Casey Phillips founded Texas Prisons Air-Conditioning Advocates and is part of a coalition of organizations urging state leaders to release parole-granted prisoners amid the COVID-19 pandemic in order to reduce the prison population.
“It doesn't make them a bad person. People do change, so they deserve the same amount of care that we get out here. They’re human beings. They're all human beings. We should all be treated the same, regardless if we're on the inside or not,” Casey Phillips said.
Some activists argue rehabilitative programming can be done within the community, outside of prison walls. Jorge Renaud, LatinoJustice PRLDEF’s regional director of policy and advocacy for the southwest, said state leaders could work with local groups.
“There are family members that already have a place in their hearts, in their communities, in their neighborhoods, right, that's disinfected. These people have already taken the precautions to ensure that their family and their community is protected from COVID-19. You cannot practice social distancing in a prison,” Renaud said.
But a spokesperson with the Texas Department of Criminal Justice says such a move to have programming conducted outside of prison facilities requires changes to state law. Texas prisons and parole officials said COVID-19 has not stopped the parole review process, as parole panels review cases and interview family members, attorneys, and victims via teleconference or videoconference. Additionally, they said programming continues.
In an email to Spectrum News, a spokesperson for the Texas Board of Pardons and Paroles said “the board believes these programs have been instrumental in reducing the state’s recidivism rate.”
Jeremy Desel, TDCJ director of communications, said there has not been a holdup in programming.
“Well, it’s in everybody's best interest to continue all of that pre-release, pre-parole programming throughout our system. So, we really haven't stopped anything.

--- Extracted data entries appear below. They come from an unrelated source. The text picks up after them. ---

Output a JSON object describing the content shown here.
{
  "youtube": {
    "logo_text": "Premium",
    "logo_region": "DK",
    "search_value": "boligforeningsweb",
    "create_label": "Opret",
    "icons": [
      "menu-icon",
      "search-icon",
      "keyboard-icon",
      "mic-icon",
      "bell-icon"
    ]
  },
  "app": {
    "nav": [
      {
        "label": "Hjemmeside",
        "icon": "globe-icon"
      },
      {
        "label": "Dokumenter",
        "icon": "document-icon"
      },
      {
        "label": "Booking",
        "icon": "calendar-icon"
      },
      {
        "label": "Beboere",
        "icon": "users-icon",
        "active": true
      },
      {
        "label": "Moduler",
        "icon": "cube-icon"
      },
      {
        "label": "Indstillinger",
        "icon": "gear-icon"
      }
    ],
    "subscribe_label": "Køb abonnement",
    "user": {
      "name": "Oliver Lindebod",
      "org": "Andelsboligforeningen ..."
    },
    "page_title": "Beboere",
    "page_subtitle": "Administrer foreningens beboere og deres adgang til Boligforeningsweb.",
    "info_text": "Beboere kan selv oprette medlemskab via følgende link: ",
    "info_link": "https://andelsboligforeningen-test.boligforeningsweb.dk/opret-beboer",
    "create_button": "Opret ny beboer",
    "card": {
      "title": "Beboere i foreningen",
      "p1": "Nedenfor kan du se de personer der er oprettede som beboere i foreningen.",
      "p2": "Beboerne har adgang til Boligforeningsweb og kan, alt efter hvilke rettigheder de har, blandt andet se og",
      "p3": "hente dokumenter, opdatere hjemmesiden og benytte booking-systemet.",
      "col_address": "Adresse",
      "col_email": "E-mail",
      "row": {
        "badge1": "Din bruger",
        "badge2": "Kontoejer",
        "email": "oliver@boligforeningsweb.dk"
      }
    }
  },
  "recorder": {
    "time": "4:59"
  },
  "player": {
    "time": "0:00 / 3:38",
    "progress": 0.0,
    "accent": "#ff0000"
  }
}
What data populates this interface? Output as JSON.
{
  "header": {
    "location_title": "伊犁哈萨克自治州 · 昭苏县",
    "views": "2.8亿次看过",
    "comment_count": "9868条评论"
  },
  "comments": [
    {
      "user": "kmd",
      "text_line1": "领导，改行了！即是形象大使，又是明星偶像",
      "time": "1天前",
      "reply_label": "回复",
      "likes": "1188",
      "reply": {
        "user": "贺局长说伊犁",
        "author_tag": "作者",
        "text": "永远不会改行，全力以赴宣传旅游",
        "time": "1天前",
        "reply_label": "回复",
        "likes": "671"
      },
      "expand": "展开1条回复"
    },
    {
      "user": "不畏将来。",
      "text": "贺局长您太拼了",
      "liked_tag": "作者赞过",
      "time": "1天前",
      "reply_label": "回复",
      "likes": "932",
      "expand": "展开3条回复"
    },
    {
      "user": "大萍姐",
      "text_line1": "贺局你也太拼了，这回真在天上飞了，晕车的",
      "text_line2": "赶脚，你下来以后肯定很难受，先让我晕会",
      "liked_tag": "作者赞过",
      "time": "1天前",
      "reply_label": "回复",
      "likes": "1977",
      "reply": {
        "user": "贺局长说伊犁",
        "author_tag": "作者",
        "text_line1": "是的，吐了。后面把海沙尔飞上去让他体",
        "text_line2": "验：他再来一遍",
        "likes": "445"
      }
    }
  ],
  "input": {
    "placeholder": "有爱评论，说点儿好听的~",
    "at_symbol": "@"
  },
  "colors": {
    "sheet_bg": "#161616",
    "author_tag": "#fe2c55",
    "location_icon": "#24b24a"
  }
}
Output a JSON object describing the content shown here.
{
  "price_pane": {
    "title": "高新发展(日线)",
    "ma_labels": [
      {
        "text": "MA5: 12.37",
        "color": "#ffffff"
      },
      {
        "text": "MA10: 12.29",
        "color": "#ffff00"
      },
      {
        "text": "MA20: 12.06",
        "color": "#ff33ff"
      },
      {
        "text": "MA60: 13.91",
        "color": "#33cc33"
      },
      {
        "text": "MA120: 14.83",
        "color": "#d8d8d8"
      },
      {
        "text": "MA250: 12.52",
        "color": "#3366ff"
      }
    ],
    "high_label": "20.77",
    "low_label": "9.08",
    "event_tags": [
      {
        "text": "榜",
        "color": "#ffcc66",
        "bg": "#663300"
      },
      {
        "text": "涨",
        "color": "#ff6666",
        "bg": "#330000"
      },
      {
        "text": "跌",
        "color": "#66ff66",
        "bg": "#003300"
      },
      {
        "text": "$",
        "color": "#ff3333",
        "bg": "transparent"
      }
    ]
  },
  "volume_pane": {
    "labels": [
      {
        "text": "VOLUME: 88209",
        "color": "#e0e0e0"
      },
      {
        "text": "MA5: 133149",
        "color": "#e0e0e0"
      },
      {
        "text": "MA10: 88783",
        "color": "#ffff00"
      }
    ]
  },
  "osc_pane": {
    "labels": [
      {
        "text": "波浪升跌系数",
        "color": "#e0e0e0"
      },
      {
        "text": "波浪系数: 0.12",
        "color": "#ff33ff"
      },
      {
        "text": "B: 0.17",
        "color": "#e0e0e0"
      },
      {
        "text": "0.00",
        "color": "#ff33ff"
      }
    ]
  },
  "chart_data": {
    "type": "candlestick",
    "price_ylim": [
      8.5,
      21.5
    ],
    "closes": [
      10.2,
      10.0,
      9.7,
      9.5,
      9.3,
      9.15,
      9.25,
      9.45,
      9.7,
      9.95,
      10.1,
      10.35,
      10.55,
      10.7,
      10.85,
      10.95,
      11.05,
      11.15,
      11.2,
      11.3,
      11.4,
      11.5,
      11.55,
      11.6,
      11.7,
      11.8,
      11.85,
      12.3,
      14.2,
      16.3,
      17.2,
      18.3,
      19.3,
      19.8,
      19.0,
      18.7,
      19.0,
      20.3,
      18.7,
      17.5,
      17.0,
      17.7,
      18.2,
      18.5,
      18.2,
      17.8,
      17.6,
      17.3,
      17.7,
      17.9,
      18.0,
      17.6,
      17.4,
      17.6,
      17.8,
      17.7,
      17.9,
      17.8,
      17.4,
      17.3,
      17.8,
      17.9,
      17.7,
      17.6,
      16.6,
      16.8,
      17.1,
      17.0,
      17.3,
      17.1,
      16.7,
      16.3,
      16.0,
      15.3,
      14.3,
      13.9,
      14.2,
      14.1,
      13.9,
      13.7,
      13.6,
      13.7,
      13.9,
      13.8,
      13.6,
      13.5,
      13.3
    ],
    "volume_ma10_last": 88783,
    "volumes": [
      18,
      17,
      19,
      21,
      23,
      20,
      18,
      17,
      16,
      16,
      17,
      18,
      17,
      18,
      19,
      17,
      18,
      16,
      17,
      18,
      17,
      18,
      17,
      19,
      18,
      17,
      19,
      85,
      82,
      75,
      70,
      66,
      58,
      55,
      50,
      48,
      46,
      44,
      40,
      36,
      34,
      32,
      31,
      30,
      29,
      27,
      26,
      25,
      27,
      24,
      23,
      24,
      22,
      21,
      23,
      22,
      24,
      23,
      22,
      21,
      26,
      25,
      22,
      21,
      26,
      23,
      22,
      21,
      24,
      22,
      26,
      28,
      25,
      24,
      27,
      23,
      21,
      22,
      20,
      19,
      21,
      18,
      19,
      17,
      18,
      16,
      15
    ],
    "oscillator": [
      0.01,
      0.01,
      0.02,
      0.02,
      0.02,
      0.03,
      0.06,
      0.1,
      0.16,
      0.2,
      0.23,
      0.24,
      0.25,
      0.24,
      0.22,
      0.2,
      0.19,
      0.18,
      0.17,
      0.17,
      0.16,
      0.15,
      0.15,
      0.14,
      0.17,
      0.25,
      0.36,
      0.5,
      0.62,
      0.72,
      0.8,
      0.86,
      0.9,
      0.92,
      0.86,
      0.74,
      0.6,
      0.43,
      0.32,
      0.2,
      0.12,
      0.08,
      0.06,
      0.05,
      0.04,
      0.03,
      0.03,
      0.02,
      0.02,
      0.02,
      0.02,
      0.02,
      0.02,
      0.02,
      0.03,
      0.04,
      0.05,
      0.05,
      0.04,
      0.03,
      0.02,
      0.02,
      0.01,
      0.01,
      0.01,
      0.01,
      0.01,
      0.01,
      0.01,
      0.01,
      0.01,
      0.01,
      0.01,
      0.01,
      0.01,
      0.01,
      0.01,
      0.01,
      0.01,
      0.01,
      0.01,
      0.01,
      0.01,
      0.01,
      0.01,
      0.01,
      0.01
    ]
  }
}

There have been some minor changes made, where some courses have been made smaller, as far as the class size goes, so that we can keep those class sizes to 10 or under, as recommended by the Centers for Disease Control,” Desel said.
Prison officials said pre-release programming in some cases can take months to begin.
“We’re doing our best to keep those programs and programming moving forward as quickly as it always has,” Desel said.
So, as parole-eligible prisoners wait under lockdown, their family members know the coronavirus will not.
“He wasn’t sentenced to die. That’s the thing, a majority of these men were not given a death sentence. They shouldn’t have to worry if they’re going to die in there,” Casey Phillips said.
As for Darcy Vargas, not a day goes by she is not thinking about her son. She said lately it has been unnerving.
“You kind of put your life on hold until he’s home, because things that you really like to do, don't matter anymore,” she said.